On Fri, Jul 03, 2020 at 02:41:43PM -0700, Andy Lutomirski wrote:

> I still feel like the ex_handler-automatically-does-CLAC thing is an
> optimization that isn't worth it.  Once we pull our heads out of the
> giant pile of macros and inlined functions, we're talking about
> changing:

> clac; jmp.  But on the flip side, the jump folding pattern looks
> better like this:
> 
> unsafe_uaccess_begin();
> if (unsafe_get_user(...))
>   goto fail;
> if (unsafe_get_user(...))
>   goto fail;
> unsafe_uaccess_end();
> 
> fail:
>   unsafe_uaccess_end();
> 
> than like:
> 
> unsafe_uaccess_begin();
> if (unsafe_get_user(...))
>   goto fail;
> if (unsafe_get_user(...))
>   goto fail;
> unsafe_uaccess_end();
> 
> fail:
>   /* not unsafe_uaccess_end(); because unsafe_get_user() has
> conditional-CLAC semantics */

First of all, user_access_begin() itself can bloody well fail.  So you need
to handle that as well.  And then it becomes nowhere near as pretty.

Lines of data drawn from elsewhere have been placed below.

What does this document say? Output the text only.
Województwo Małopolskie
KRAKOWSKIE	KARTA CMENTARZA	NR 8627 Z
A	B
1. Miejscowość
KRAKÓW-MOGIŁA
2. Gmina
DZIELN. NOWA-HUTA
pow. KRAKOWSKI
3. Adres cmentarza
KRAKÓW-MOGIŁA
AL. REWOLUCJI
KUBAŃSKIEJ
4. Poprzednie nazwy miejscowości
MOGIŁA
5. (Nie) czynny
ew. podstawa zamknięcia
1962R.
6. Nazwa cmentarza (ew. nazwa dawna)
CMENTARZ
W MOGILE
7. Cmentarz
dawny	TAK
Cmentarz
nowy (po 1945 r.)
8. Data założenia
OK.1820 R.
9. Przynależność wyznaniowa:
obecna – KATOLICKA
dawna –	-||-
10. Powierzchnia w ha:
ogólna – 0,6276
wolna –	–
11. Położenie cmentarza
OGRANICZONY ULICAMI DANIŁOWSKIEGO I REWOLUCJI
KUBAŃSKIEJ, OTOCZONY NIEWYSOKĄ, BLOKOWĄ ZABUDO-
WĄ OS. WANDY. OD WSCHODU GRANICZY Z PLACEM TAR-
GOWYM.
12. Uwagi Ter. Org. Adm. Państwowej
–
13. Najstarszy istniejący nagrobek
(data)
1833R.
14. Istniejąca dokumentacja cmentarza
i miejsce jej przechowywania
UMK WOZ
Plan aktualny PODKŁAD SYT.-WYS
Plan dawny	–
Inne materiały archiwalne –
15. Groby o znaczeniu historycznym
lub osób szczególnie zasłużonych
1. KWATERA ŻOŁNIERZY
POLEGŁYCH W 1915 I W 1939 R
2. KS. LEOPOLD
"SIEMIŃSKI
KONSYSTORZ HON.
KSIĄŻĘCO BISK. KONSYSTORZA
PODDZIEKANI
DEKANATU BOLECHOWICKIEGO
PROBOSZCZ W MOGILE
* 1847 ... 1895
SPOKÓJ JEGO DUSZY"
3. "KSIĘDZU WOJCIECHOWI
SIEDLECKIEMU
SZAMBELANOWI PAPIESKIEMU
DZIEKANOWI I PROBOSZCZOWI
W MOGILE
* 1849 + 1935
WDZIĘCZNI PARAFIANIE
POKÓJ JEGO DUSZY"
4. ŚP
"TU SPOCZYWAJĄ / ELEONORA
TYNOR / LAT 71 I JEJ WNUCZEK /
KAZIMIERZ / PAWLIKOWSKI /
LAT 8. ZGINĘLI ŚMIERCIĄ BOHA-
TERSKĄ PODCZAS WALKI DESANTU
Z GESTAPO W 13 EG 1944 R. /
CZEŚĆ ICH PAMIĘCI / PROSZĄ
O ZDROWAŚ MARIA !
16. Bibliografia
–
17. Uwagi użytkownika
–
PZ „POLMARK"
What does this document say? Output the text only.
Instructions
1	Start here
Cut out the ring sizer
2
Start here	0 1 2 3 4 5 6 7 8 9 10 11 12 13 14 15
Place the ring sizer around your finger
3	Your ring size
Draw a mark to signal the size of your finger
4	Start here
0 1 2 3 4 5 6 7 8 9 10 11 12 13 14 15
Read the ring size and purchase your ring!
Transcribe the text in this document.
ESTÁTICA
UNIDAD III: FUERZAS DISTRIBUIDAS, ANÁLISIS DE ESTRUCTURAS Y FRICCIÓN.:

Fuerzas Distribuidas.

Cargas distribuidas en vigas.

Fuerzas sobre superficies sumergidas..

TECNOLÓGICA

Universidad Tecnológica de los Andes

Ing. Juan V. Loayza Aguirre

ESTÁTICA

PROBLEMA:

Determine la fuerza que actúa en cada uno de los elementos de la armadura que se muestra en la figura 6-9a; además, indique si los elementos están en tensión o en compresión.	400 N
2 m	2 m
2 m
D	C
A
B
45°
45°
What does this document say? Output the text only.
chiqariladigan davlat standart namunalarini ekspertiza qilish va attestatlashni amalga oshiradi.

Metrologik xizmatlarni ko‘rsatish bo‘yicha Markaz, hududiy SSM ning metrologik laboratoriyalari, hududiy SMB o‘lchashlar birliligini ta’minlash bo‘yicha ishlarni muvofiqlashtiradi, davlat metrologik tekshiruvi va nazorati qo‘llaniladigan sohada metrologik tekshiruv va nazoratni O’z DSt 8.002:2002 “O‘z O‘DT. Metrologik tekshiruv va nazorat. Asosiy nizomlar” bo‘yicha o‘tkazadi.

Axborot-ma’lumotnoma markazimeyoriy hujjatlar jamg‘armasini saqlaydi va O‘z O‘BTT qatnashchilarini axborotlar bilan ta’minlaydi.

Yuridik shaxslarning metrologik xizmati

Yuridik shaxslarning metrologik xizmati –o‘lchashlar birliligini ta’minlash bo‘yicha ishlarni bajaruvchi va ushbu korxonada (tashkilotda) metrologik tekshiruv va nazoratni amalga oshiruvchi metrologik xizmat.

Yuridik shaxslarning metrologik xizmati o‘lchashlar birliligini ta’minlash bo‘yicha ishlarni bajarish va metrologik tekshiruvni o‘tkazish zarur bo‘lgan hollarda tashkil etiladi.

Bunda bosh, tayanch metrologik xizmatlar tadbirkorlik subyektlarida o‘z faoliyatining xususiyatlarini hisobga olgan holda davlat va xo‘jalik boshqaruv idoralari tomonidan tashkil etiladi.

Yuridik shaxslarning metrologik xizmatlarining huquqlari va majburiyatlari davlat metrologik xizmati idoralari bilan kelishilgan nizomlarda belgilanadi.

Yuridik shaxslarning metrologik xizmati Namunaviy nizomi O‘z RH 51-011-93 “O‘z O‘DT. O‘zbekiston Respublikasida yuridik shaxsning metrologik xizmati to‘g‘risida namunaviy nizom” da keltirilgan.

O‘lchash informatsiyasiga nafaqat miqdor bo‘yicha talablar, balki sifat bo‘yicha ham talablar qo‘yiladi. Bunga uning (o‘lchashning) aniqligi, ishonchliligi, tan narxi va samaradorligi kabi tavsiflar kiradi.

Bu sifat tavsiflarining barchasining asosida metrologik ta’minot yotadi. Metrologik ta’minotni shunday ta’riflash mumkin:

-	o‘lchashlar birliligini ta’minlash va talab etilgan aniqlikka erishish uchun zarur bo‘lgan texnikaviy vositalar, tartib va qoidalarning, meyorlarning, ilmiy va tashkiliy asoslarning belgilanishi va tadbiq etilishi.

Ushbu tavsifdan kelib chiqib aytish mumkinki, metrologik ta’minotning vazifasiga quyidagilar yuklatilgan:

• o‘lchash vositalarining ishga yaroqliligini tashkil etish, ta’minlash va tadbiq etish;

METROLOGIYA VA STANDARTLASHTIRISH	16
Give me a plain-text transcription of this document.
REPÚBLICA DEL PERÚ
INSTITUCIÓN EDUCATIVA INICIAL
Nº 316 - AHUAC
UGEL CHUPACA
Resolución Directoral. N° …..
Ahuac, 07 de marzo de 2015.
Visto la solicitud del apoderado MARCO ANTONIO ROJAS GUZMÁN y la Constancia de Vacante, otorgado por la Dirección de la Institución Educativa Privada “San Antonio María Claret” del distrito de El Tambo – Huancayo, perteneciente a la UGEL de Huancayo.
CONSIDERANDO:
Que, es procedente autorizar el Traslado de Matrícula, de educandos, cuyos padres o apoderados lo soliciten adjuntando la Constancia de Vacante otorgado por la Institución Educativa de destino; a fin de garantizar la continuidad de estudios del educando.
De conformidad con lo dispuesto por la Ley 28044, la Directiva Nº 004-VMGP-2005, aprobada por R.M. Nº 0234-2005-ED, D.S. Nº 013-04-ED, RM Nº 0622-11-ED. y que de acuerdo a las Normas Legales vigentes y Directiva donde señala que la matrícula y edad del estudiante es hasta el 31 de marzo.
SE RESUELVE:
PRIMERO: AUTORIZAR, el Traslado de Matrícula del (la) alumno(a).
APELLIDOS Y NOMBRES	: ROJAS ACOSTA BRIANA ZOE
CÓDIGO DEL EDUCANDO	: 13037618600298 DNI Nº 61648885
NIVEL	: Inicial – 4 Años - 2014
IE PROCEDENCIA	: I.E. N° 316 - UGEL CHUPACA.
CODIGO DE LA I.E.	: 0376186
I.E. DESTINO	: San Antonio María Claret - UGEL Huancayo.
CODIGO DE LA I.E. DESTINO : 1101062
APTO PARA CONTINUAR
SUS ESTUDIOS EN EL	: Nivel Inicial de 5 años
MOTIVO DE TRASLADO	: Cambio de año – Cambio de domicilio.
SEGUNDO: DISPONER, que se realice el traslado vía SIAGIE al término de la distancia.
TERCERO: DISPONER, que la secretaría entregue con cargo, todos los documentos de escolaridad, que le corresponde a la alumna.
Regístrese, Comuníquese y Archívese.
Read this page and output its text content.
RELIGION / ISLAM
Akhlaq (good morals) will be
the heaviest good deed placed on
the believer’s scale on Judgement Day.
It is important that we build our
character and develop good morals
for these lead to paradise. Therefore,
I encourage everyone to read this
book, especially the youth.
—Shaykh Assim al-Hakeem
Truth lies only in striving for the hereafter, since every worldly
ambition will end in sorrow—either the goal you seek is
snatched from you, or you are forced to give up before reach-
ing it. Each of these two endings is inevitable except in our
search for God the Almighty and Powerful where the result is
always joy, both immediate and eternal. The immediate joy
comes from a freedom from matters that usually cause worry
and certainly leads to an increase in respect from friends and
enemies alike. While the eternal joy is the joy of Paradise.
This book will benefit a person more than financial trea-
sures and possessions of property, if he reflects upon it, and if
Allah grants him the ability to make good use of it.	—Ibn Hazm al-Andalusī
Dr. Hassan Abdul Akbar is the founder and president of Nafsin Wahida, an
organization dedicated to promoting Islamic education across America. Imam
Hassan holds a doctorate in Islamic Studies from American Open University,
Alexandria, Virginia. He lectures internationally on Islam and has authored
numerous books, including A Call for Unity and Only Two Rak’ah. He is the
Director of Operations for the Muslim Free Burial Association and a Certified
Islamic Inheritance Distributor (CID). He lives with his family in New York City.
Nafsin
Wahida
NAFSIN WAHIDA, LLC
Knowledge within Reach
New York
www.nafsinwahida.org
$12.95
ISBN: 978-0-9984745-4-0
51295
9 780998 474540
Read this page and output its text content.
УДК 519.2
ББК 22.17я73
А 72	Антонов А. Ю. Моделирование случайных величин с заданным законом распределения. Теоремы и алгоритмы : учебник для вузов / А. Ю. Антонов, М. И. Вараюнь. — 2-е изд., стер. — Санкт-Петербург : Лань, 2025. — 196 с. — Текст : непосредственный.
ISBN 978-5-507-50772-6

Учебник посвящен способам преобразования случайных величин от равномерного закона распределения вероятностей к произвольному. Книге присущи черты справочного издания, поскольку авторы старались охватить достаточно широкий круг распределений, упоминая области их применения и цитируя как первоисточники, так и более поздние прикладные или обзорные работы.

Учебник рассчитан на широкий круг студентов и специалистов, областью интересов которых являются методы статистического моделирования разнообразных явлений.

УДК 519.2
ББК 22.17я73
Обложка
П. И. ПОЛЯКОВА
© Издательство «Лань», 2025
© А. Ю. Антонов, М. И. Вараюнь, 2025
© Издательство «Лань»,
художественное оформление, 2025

We can pretend that it's normal C; however, that's not true at all - there
are shitloads of things you can't do in such areas, starting with "call anything
other than a very small list of functions".  It's not a normal C environment
at all.

My problem is not with having AC turned off in exception handler - it leads
to saner patterns, no arguments here.  I'm not happy with doing doing that
on *every* exception, with no way to specify whether it should or should not
be done.  It's not like it would've cost us anything to be able to specify
that - we have the third argument of _ASM_EXTABLE_HANDLE(), after all.